John Paul II’s work is called an “adequate anthropology.” This doesn’t mean that it is “barely passable” as a way of understanding the human being. Instead, since we cannot know everything about ourselves, the Holy Father offers us an adequate place to start. (St. Augustine famously noted that God is “more intimate to me than I am to myself.”) In order to grasp something of our own mystery, we need to know, at the very least, that we are created man or woman, a son or daughter, and called to be a father or mother (in some way).  Only this is an “adequate” beginning, a portrayal fitting to our identity as humans.

These considerations are ever more important as we approach the current cultural landscape, where every one of these assertions is questioned. We live in a world where people think that, instead of receiving their sexual identity as part of who they are, they should be able to choose their own sex, and that, instead of receiving new life as a gift, they seek control over the coming-to-be of new life, or its destruction. All of these choices have drastic consequences, not only for the individual soul, but for all of us.

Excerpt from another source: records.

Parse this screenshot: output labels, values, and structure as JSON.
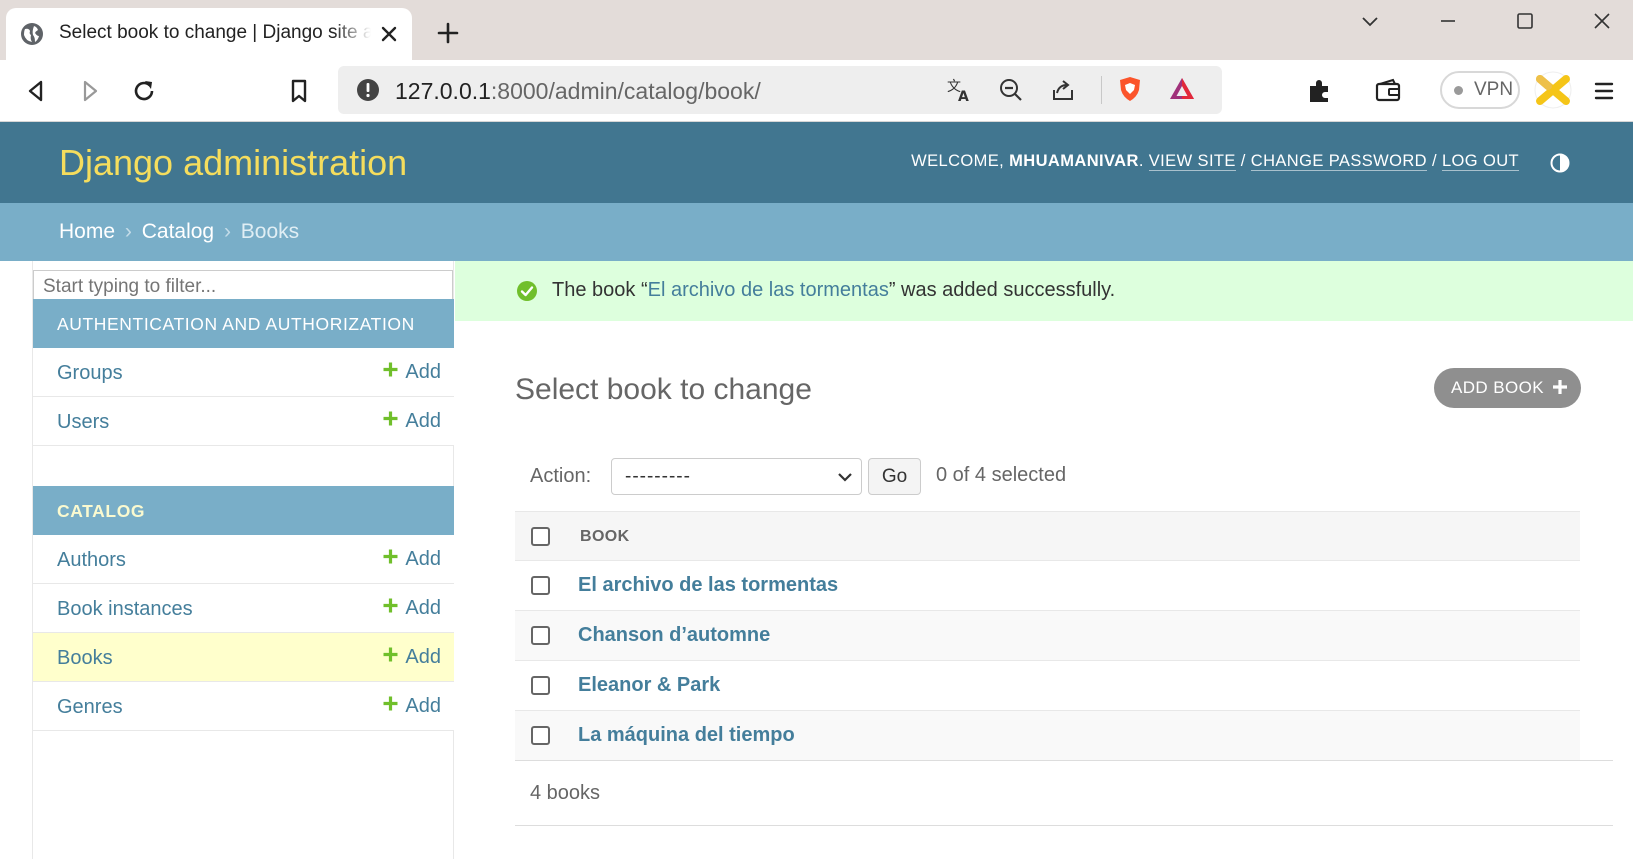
{
  "browser": {
    "tab_title": "Select book to change | Django site admin",
    "url_host": "127.0.0.1",
    "url_rest": ":8000/admin/catalog/book/",
    "vpn_label": "VPN",
    "icons": [
      "globe-icon",
      "close-icon",
      "plus-icon",
      "chevron-down-icon",
      "minimize-icon",
      "maximize-icon",
      "back-icon",
      "forward-icon",
      "reload-icon",
      "bookmark-icon",
      "info-icon",
      "translate-icon",
      "zoom-out-icon",
      "share-icon",
      "brave-shield-icon",
      "brave-rewards-icon",
      "extensions-icon",
      "wallet-icon",
      "profile-icon",
      "menu-icon"
    ]
  },
  "header": {
    "brand": "Django administration",
    "welcome": "WELCOME,",
    "username": "MHUAMANIVAR",
    "view_site": "VIEW SITE",
    "change_password": "CHANGE PASSWORD",
    "log_out": "LOG OUT",
    "separator": "/"
  },
  "breadcrumbs": {
    "home": "Home",
    "catalog": "Catalog",
    "current": "Books",
    "separator": "›"
  },
  "sidebar": {
    "filter_placeholder": "Start typing to filter...",
    "add_label": "Add",
    "modules": [
      {
        "caption": "AUTHENTICATION AND AUTHORIZATION",
        "models": [
          {
            "name": "Groups"
          },
          {
            "name": "Users"
          }
        ]
      },
      {
        "caption": "CATALOG",
        "models": [
          {
            "name": "Authors"
          },
          {
            "name": "Book instances"
          },
          {
            "name": "Books",
            "current": true
          },
          {
            "name": "Genres"
          }
        ]
      }
    ]
  },
  "message": {
    "prefix": "The book “",
    "link": "El archivo de las tormentas",
    "suffix": "” was added successfully."
  },
  "content": {
    "title": "Select book to change",
    "add_button": "ADD BOOK",
    "action_label": "Action:",
    "action_value": "---------",
    "go_label": "Go",
    "selected_count": "0 of 4 selected",
    "column_header": "BOOK",
    "books": [
      "El archivo de las tormentas",
      "Chanson d’automne",
      "Eleanor & Park",
      "La máquina del tiempo"
    ],
    "paginator": "4 books"
  },
  "colors": {
    "header_bg": "#417690",
    "brand": "#f5dd5d",
    "breadcrumb_bg": "#79aec8",
    "link": "#447e9b",
    "success_bg": "#ddffdd",
    "add_green": "#70bf2b",
    "current_row": "#ffffcc"
  }
}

Now even the government seems bent on forcing everyone to agree with this false anthropology—one that is not an adequate consideration of what and who a human being is. For example, take a recent veto of a bill in South Dakota regarding facility use. The measure, which passed both houses in the state legislature, would maintain the biological separation of bathrooms, but included provision of “reasonable accommodation” to those who consider themselves to be “transgender” (by providing single-occupancy restrooms, for example). This was not good enough, apparently—everyone must be forced to accept a person’s chosen “gender identity.” And of course the HHS Mandate is all about forcing everyone to provide contraception regardless of their convictions. The anthropology peddled today is a radical disassociation from reality, from the truth of ourselves as sons and daughters, fathers and mothers. We cannot allow this false anthropology to let us forget who we are.